È stato presentato il rapporto stilato dallo studio legale Westpfahl Spilker Wastl sugli abusi ecclesiastici nell’Arcidiocesi di Monaco e Frisinga tra il 1945 e il 2019. Un documento commissionato dalla stessa Arcidiocesi, che dal 1977 al 1982 è stata retta dal futuro Papa Benedetto XVI. Al quale il team forense imputa di aver coperto, o comunque sottovalutato i comportamenti di alcuni sacerdoti che hanno macchiato la tonaca nel modo peggiore possibile.

Il Santo Padre ha respinto ogni addebito attraverso una corposa memoria difensiva, che però gli estensori del fascicolo hanno ritenuto «non credibile». Il che la dice lunghissima su di loro e sulla presunta imparzialità del dossier – d’altronde ordinato da una comunità incrostata di modernismo.

Lo stesso Papa Ratzinger, peraltro, ha tacciato i periti di aver abbandonato «il loro ruolo di neutralità e obiettività», cadendo nella «propaganda e pura speculazione». Difficile dargli torto.

Il caso di “padre H.”

In conferenza stampa, come riferisce La Nuova Bussola Quotidiana [QUI], gli avvocati hanno insistito soprattutto su un caso, quello di “padre H.”, al secolo Peter Hullermann. Un episodio già finito sotto i riflettori nel marzo del 2010, e immediatamente smontato.

Hullermann è un religioso che, accusato di violenze su un undicenne, fu obbligato dalla sua Diocesi (quella di Essen) a sottoporsi a psicoterapia nella capitale bavarese. Nel gennaio 1980, l’allora Cardinale Ratzinger acconsentì al suo trasferimento, ma non al conferimento di incarichi pastorali.

Presentazione del report del Westpfahl Spilker Wastl

Ad assegnargli incautamente un compito di assistenza in una parrocchia fu invece, un mese dopo, l’allora vicario generale Gerhard Gruber. Il quale, come riporta il cronista e sociologo Giuliano Guzzo [QUI], proprio nel marzo 2010 si assunse pubblicamente la responsabilità di questo «grave errore». Che, come hanno sostenuto i giornalisti Andrea Tornielli e Paolo Rodari nel libro “Attacco a Ratzinger”, fu commesso non secondo, bensì «contrariamente a quanto stabilito da Ratzinger».

Questa dovrebbe essere la pistola fumante. Tanto fumante che gli stessi legulei hanno dovuto ammettere che non c’è una «base affidabile per continuare (…) a valutare criticamente l’operato dell’allora Arcivescovo Cardinale Ratzinger in questo caso».

Perché questa macchina del fango contro Benedetto XVI?

Se poi tutto questo non fosse ancora sufficiente, res ipsa loquitur.

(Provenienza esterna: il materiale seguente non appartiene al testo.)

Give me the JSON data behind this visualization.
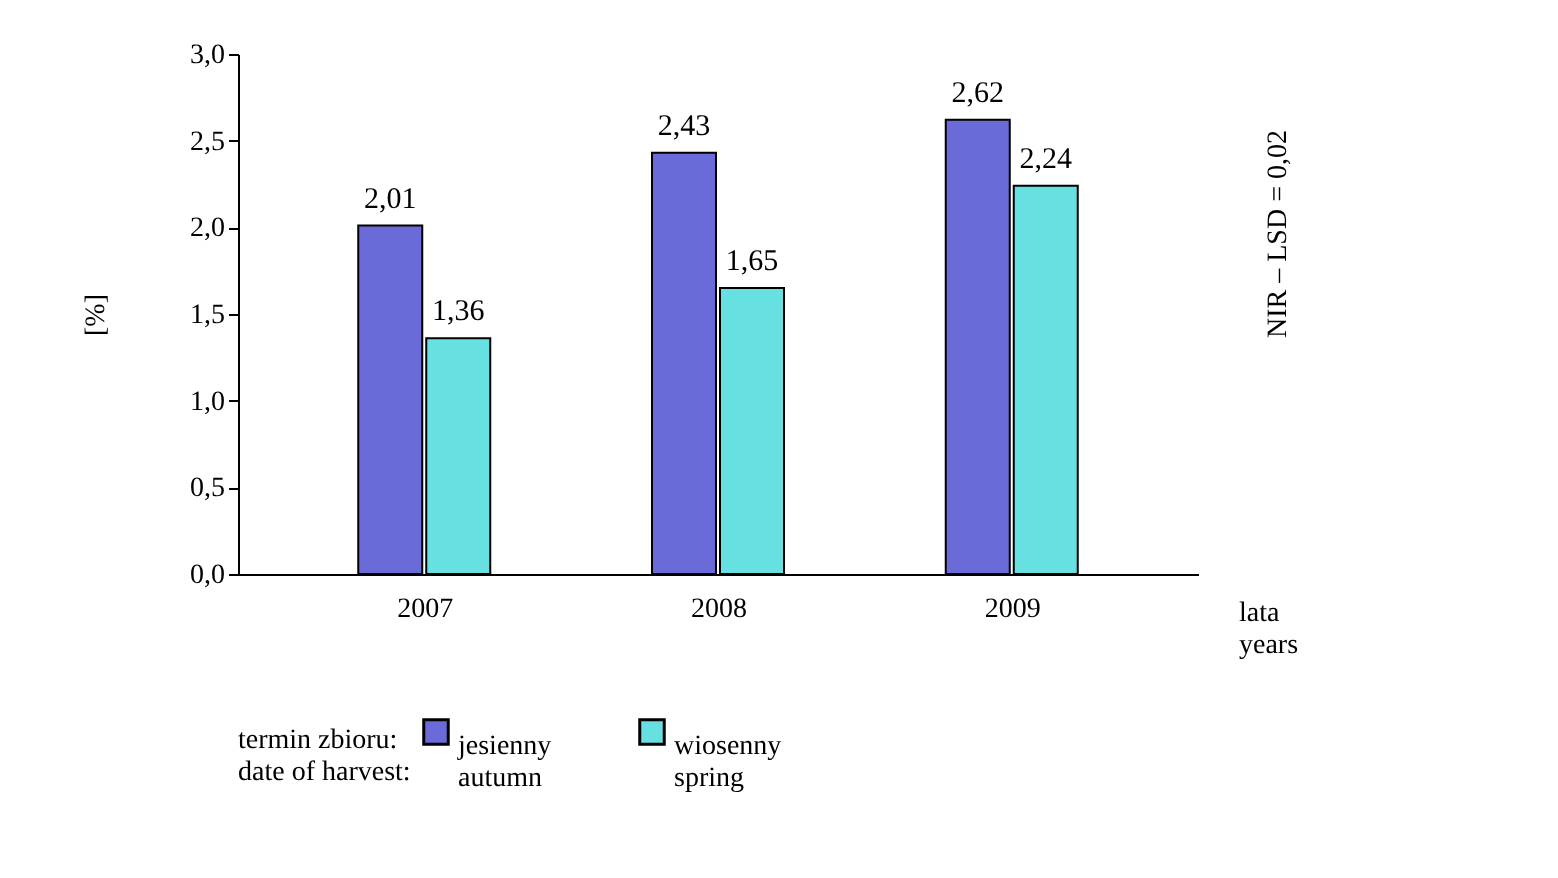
{
  "chart_data": {
    "type": "bar",
    "categories": [
      "2007",
      "2008",
      "2009"
    ],
    "series": [
      {
        "name": "jesienny\nautumn",
        "color": "#6a6ad8",
        "values": [
          2.01,
          2.43,
          2.62
        ],
        "value_labels": [
          "2,01",
          "2,43",
          "2,62"
        ]
      },
      {
        "name": "wiosenny\nspring",
        "color": "#66e0e0",
        "values": [
          1.36,
          1.65,
          2.24
        ],
        "value_labels": [
          "1,36",
          "1,65",
          "2,24"
        ]
      }
    ],
    "ylabel": "[%]",
    "xlabel": "lata\nyears",
    "legend_title": "termin zbioru:\ndate of harvest:",
    "ylim": [
      0,
      3
    ],
    "yticks": [
      {
        "value": 0,
        "label": "0,0"
      },
      {
        "value": 0.5,
        "label": "0,5"
      },
      {
        "value": 1,
        "label": "1,0"
      },
      {
        "value": 1.5,
        "label": "1,5"
      },
      {
        "value": 2,
        "label": "2,0"
      },
      {
        "value": 2.5,
        "label": "2,5"
      },
      {
        "value": 3,
        "label": "3,0"
      }
    ],
    "annotations": [
      "NIR – LSD = 0,02"
    ],
    "grid": false,
    "legend": "bottom"
  }
}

E stavolta è Il Foglio [QUI] a ricordare che Benedetto XVI è il Papa che per primo ha preso provvedimenti pratici contro l’orrenda piaga della pedofilia. Inasprendo tutte le norme canoniche, raddoppiando la prescrizione onde poter punire vicende ventennali, riducendo allo stato laicale i colpevoli di abusi in presenza di prove evidenti.

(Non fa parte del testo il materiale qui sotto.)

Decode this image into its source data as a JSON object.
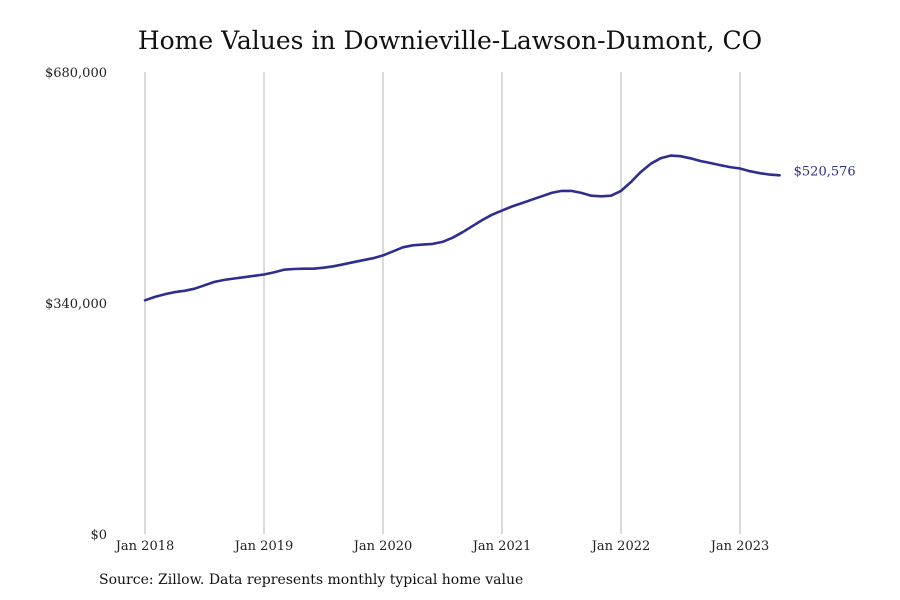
{
  "chart_data": {
    "type": "line",
    "title": "Home Values in Downieville-Lawson-Dumont, CO",
    "source": "Source: Zillow. Data represents monthly typical home value",
    "ylim": [
      0,
      680000
    ],
    "y_ticks": [
      {
        "value": 0,
        "label": "$0"
      },
      {
        "value": 340000,
        "label": "$340,000"
      },
      {
        "value": 680000,
        "label": "$680,000"
      }
    ],
    "x_ticks": [
      {
        "value": 2018.0,
        "label": "Jan 2018"
      },
      {
        "value": 2019.0,
        "label": "Jan 2019"
      },
      {
        "value": 2020.0,
        "label": "Jan 2020"
      },
      {
        "value": 2021.0,
        "label": "Jan 2021"
      },
      {
        "value": 2022.0,
        "label": "Jan 2022"
      },
      {
        "value": 2023.0,
        "label": "Jan 2023"
      }
    ],
    "xlim": [
      2018.0,
      2023.833
    ],
    "grid": "vertical",
    "series": [
      {
        "color": "#2e2e8f",
        "end_label": "$520,576",
        "points": [
          [
            2018.0,
            344000
          ],
          [
            2018.083,
            349000
          ],
          [
            2018.167,
            353000
          ],
          [
            2018.25,
            356000
          ],
          [
            2018.333,
            358000
          ],
          [
            2018.417,
            361000
          ],
          [
            2018.5,
            366000
          ],
          [
            2018.583,
            371000
          ],
          [
            2018.667,
            374000
          ],
          [
            2018.75,
            376000
          ],
          [
            2018.833,
            378000
          ],
          [
            2018.917,
            380000
          ],
          [
            2019.0,
            382000
          ],
          [
            2019.083,
            385000
          ],
          [
            2019.167,
            389000
          ],
          [
            2019.25,
            390000
          ],
          [
            2019.333,
            390500
          ],
          [
            2019.417,
            390500
          ],
          [
            2019.5,
            392000
          ],
          [
            2019.583,
            394000
          ],
          [
            2019.667,
            397000
          ],
          [
            2019.75,
            400000
          ],
          [
            2019.833,
            403000
          ],
          [
            2019.917,
            406000
          ],
          [
            2020.0,
            410000
          ],
          [
            2020.083,
            416000
          ],
          [
            2020.167,
            422000
          ],
          [
            2020.25,
            425000
          ],
          [
            2020.333,
            426000
          ],
          [
            2020.417,
            427000
          ],
          [
            2020.5,
            430000
          ],
          [
            2020.583,
            436000
          ],
          [
            2020.667,
            444000
          ],
          [
            2020.75,
            453000
          ],
          [
            2020.833,
            462000
          ],
          [
            2020.917,
            470000
          ],
          [
            2021.0,
            476000
          ],
          [
            2021.083,
            482000
          ],
          [
            2021.167,
            487000
          ],
          [
            2021.25,
            492000
          ],
          [
            2021.333,
            497000
          ],
          [
            2021.417,
            502000
          ],
          [
            2021.5,
            505000
          ],
          [
            2021.583,
            505000
          ],
          [
            2021.667,
            502000
          ],
          [
            2021.75,
            498000
          ],
          [
            2021.833,
            497000
          ],
          [
            2021.917,
            498000
          ],
          [
            2022.0,
            505000
          ],
          [
            2022.083,
            518000
          ],
          [
            2022.167,
            533000
          ],
          [
            2022.25,
            545000
          ],
          [
            2022.333,
            553000
          ],
          [
            2022.417,
            557000
          ],
          [
            2022.5,
            556000
          ],
          [
            2022.583,
            553000
          ],
          [
            2022.667,
            549000
          ],
          [
            2022.75,
            546000
          ],
          [
            2022.833,
            543000
          ],
          [
            2022.917,
            540000
          ],
          [
            2023.0,
            538000
          ],
          [
            2023.083,
            534000
          ],
          [
            2023.167,
            531000
          ],
          [
            2023.25,
            529000
          ],
          [
            2023.333,
            528000
          ],
          [
            2023.333,
            520576
          ]
        ]
      }
    ]
  }
}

Perché, allora, è ripartita la spregevole macchina del fango contro il Vicario di Cristo? È possibile, come sostiene il collaboratore di Libero Andrea Cionci [QUI], che questo assurdo e vile accanimento proveniente dalla “sua” Germania sia legato alla Magna Quaestio? Ovvero alla possibilità concreta, su cui anche RomaIT sta indagando [QUI], che Joseph Ratzinger non si sia mai dimesso e sia dunque ancora il Pontefice regnante? Dal momento che la sua celeberrima Declaratio, con tutta probabilità, era piuttosto un’attestazione di (Santa) Sede impedita?

In effetti questa strumentale campagna di discredito, per tempistica e inconsistenza, sa molto di arma di distrazione di massa. Ma anche in quest’occasione, ne siamo certi, prima o poi finiranno per scoprirsi tutti gli altari(ni).